2008/9/17 Michiel van Baak <[EMAIL PROTECTED]>:
> On 21:39, Wed 17 Sep 08, Reyk Floeter wrote:
>> Hi!
>>
>> On Wed, Sep 17, 2008 at 05:45:23PM +0200, Mikael Jansson wrote:
>> > I use relayd with redirects to loadbalance between two webservers
>> > one redirect is used for http requests and the other for https.
>> > the redirects looks like the following:
>> >
>> > redirect web_http {
>> >   listen on $ext_ip1 port http
>> >   sticky-address
>> >   forward to <webservers> port http check script "/usr/local/sbin/chksrvs"
>> > }
>> >
>> > redirect web_https {
>> >   listen on $ext_ip1 port https
>> >   sticky-address
>> >   forward to <webservers> port https check script "/usr/local/sbin/chksrvs"
>> > }
>> >
>> > The redirects works fine separately and sticks to the same machine,
>> > but when the user navigates from http to https the requests sometimes
>> > move over to the other machine.  I need the same source-ip to always
>> > stay on the same server regardless of which destination port (http or 
>> > https)
>> > is being used.  Any suggestions on how to achive this would be greatly
>> > appreciated.
>> >
>>
>> it does not work without a patch.  the problem is that the pf Source
>> Tracking table includes a reference to the rule but your example above
>> will load two different rules into pf - one matching http and another
>> one matching https.
>>
>> the trick is to combine both statements into one rule.  we don't
>> support "port tables" in pf yet (which whould be very helpful in many
>> cases) but there is support for a port range.  so the "hack" is to
>> allow port ranges in the relayd redirection block
>>
>> redirect web {
>>       listen on $ext_ip1 port 80:443
>>       sticky-address
>>       forward to <webservers> port http check script 
>> "/usr/local/sbin/chksrvs"
>> }
>>
>> note that this will match any traffic in the 80 - 443 port range, make
>> sure that you add additional pf rules to filter any other ports except
>> 80 and 443.  but it works with Source Tracking and should allow your
>> clients to move between http and https on the same server.  another
>> limitation is that it only runs checks on one of the ports.
>
> ugh, this looks ugly ;)
> Instead of going this route I would say: find the source of why the
> visitor should access the same host, and solve that.
>
> We use relayd in front of 6 servers, doing http and https.

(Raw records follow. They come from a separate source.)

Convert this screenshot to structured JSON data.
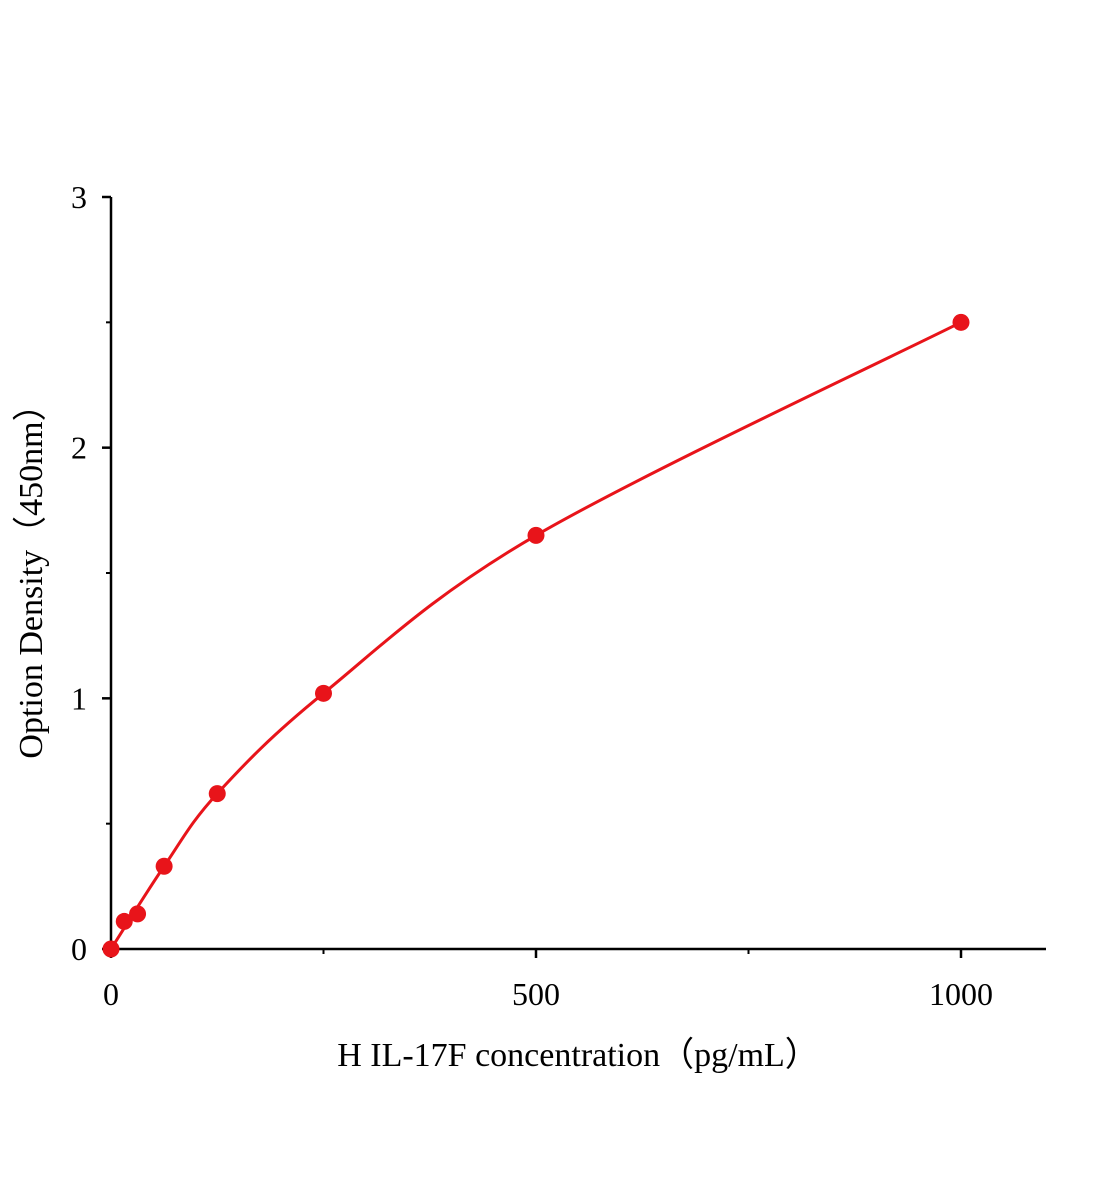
{
  "chart_data": {
    "type": "scatter",
    "title": "",
    "xlabel": "H IL-17F  concentration（pg/mL）",
    "ylabel": "Option Density（450nm）",
    "xlim": [
      0,
      1100
    ],
    "ylim": [
      0,
      3
    ],
    "x_ticks": [
      0,
      500,
      1000
    ],
    "x_minor_ticks": [
      250,
      750
    ],
    "y_ticks": [
      0,
      1,
      2,
      3
    ],
    "y_minor_ticks": [
      0.5,
      1.5,
      2.5
    ],
    "grid": false,
    "legend": "none",
    "colors": {
      "series": "#e8141a",
      "axis": "#000000"
    },
    "series": [
      {
        "x": [
          0,
          15.6,
          31.25,
          62.5,
          125,
          250,
          500,
          1000
        ],
        "y": [
          0,
          0.11,
          0.14,
          0.33,
          0.62,
          1.02,
          1.65,
          2.5
        ],
        "fit_curve": true
      }
    ]
  }
}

> It doesn't matter what backend box the user go. Hell, they can even go
> to another box on a reload.
> This of course means we are storing sessions etc on shared storage (NFS
> in our case, and the new sharedance port looks like an alternative for
> that)
>
> --
>
> Michiel van Baak
> [EMAIL PROTECTED]
> http://michiel.vanbaak.eu
> GnuPG key: http://pgp.mit.edu:11371/pks/lookup?op=get&search=0x71C946BD
>
> "Why is it drug addicts and computer aficionados are both called users?"